Production 101: What Is a Digital Imaging Technician
Ever wonder what a Digital Imaging Technician (DIT) is, and what they do? In this article, find out everything you need to know about this important role.
Cover image via Fedorovekb.
The Digital Imaging Technician (DIT) is the member of a film crew who makes sure the production meets its technical objectives on set. So what does that mean? For starters, DITs must be equal parts technician, creative consultant, and computer whiz. They must be able to interact with, assist, and advise the most important people on set.
As PremiumBeat Contributor Jonny Elwyn said in part 12 of his exhaustive 21-part series on the DIT’s role, “[The DIT] is an emerging and challenging role which requires a huge breadth of understanding of digital imaging and the gymnastics an image goes through to make it to screen.”
Yeah — this isn’t a job for everyone.
The DIT’s Job
The DIT’s laundry list of on-set responsibilities breaks down into three categories: data wrangling and protection, dailies, and assisting the DP and camera department.
Data Wrangling and Protection
Image via Fedorovekb.
A common misconception on low-budget sets is that the DIT simply transfers footage off of camera cards. The truth is that this is only the first step of a well-trained DIT’s process. As cards get filled, the DIT must properly transfer the footage to redundant archival drives, ensuring that one drive failure will not result in any lost footage.
When transferring footage, it’s vital that both drives receive footage copied from the source media. In other words, two card transfers: once for each drive. You cannot transfer the card to drive A and then take that copy from A to drive B. This would defeat the purpose of redundant archival drives. Unless both drives contain footage transferred from the source media, you do not have redundant copies of the footage.
There are many custom-built tools for transferring media designed with DITs in mind. The most common are Shotput, Adobe Prelude, Parashoot, and (my personal favorite) Resolve’s Clone Tool — see the .gif below for a super quick-and-dirty run-through of how to use the Clone tool and where to find the transfer logs.
These programs allow you to simultaneously copy footage from your source media to multiple archival drives and then provide bit-for-bit comparisons between the copied data, allowing the DIT to rapidly verify the integrity of the transferred footage.
After copying the source media and verifying the successful duplication of information across all archival drives, the DIT should perform a visual confirmation of each clip, scrubbing through to check for any issues.
At the end of the day, it is absolutely imperative that different people take the archive drives from set. If anything happens to one of the drives (or the person with the drive), the crew should never have to worry about everything they’ve shot up until that point. Their focus should be on the affected crew member, not the equipment.

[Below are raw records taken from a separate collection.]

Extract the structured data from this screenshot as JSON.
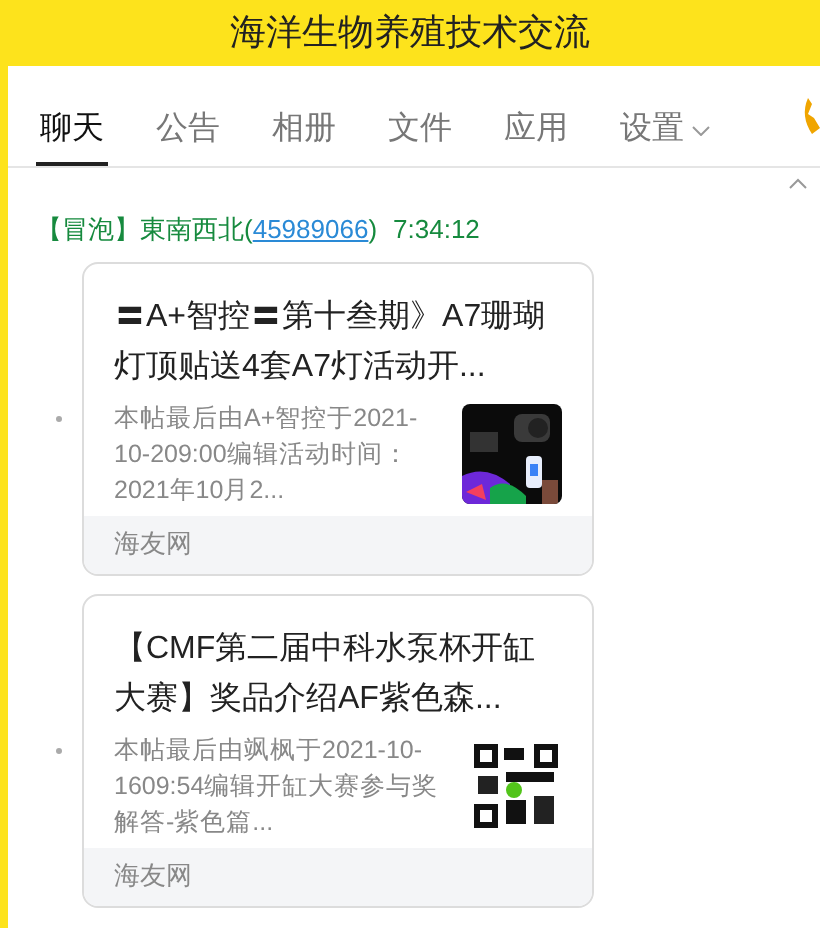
{
  "window": {
    "title": "海洋生物养殖技术交流"
  },
  "tabs": [
    {
      "label": "聊天",
      "selected": true
    },
    {
      "label": "公告",
      "selected": false
    },
    {
      "label": "相册",
      "selected": false
    },
    {
      "label": "文件",
      "selected": false
    },
    {
      "label": "应用",
      "selected": false
    },
    {
      "label": "设置",
      "selected": false,
      "dropdown": true
    }
  ],
  "message": {
    "badge": "【冒泡】",
    "sender": "東南西北(",
    "qq": "45989066",
    "sender_end": ")",
    "time": "7:34:12",
    "cards": [
      {
        "title": "〓A+智控〓第十叁期》A7珊瑚灯顶贴送4套A7灯活动开...",
        "summary": "本帖最后由A+智控于2021-10-209:00编辑活动时间：2021年10月2...",
        "source": "海友网"
      },
      {
        "title": "【CMF第二届中科水泵杯开缸大赛】奖品介绍AF紫色森...",
        "summary": "本帖最后由飒枫于2021-10-1609:54编辑开缸大赛参与奖解答-紫色篇...",
        "source": "海友网",
        "kind": "qr"
      }
    ]
  }
}
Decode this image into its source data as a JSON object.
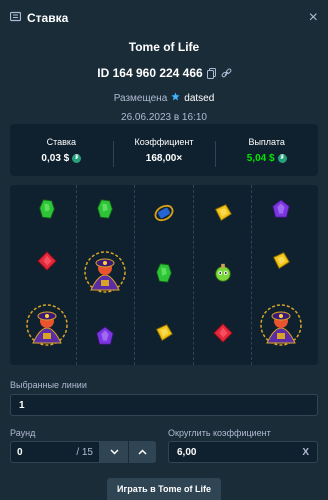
{
  "header": {
    "title": "Ставка",
    "close_icon": "close-icon"
  },
  "game": {
    "title": "Tome of Life"
  },
  "bet": {
    "id": "ID 164 960 224 466",
    "placed_label": "Размещена",
    "user": "datsed",
    "date": "26.06.2023 в 16:10"
  },
  "stats": {
    "bet_label": "Ставка",
    "bet_value": "0,03 $",
    "multiplier_label": "Коэффициент",
    "multiplier_value": "168,00×",
    "payout_label": "Выплата",
    "payout_value": "5,04 $"
  },
  "reels": [
    [
      "green-gem",
      "red-gem",
      "wizard"
    ],
    [
      "green-gem",
      "wizard",
      "purple-gem"
    ],
    [
      "blue-scroll",
      "green-gem",
      "yellow-gem"
    ],
    [
      "yellow-gem",
      "potion",
      "red-gem"
    ],
    [
      "purple-gem",
      "yellow-gem",
      "wizard"
    ]
  ],
  "form": {
    "lines_label": "Выбранные линии",
    "lines_value": "1",
    "round_label": "Раунд",
    "round_value": "0",
    "round_total": "/ 15",
    "round_multiplier_label": "Округлить коэффициент",
    "round_multiplier_value": "6,00",
    "clear_label": "X"
  },
  "play_button": "Играть в Tome of Life",
  "colors": {
    "background": "#1a2c38",
    "panel": "#0f212e",
    "border": "#2f4553",
    "muted": "#b1bad3",
    "payout_green": "#00e701",
    "tether": "#26a17b"
  }
}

These first two aspects are fundamental. Proper duplication and strict adherence to safeguarding the footage against all possible threats lie at the core of all of the DIT’s data responsibilities.
Dailies are the “prints” or “selects” from a day’s shooting (synced with sound and with basic color correction) for department heads to review in order to plan any necessary re-shoots.
Image via Shishkin Dmitry.
The DIT assembles dailies as media and camera/sound notes come in. It is incredibly important for a DIT to have the proper tools and programs to quickly sync sound and apply basic color correction.
Dailies, like data wrangling, account for only a small portion of the DIT’s responsibilities. However, dailies need to be completed as quickly as possible so that the DIT is free to fulfill the final portion of their on-set responsibilities.
Chief Assistant to the Camera Department
Image via Evgeniy Kurt.
It is the DIT’s responsibility to walk on set, day one, with a complete plan to assist the camera department. They must have had discussions with the proper people in the post-production pipeline regarding resolution, aspect ratio, codecs, frame rates, LUTs, etc. It is the job of the DIT to communicate and assist in the implementation of these specifications with the camera department, specifically the assistant camera. They must have a thorough understanding of these parameters so that they may advise the DP or assistant camera about any shot.
The DIT must be available to build looks for each scene in the camera, matching color between shots, advising on exposure, or offer any other imaging assistance at the DP’s request.
The DIT should be the DP’s best friend on set. A good DP will know to rely on a good DIT; the DIT, in return, must be comfortable approaching the camera department at the earliest sign of any potential issues with the footage. They must be ready and waiting, not only for cards but also for any opportunities to solve problems for the camera department.
A DIT who has mastered these core disciplines is one of the most important people on any shoot. The vigilant, active DIT brings complete reassurance to the production’s leadership. The producers, directors, financiers, etc. know that there is a keen and watchful eye reviewing and protecting their project.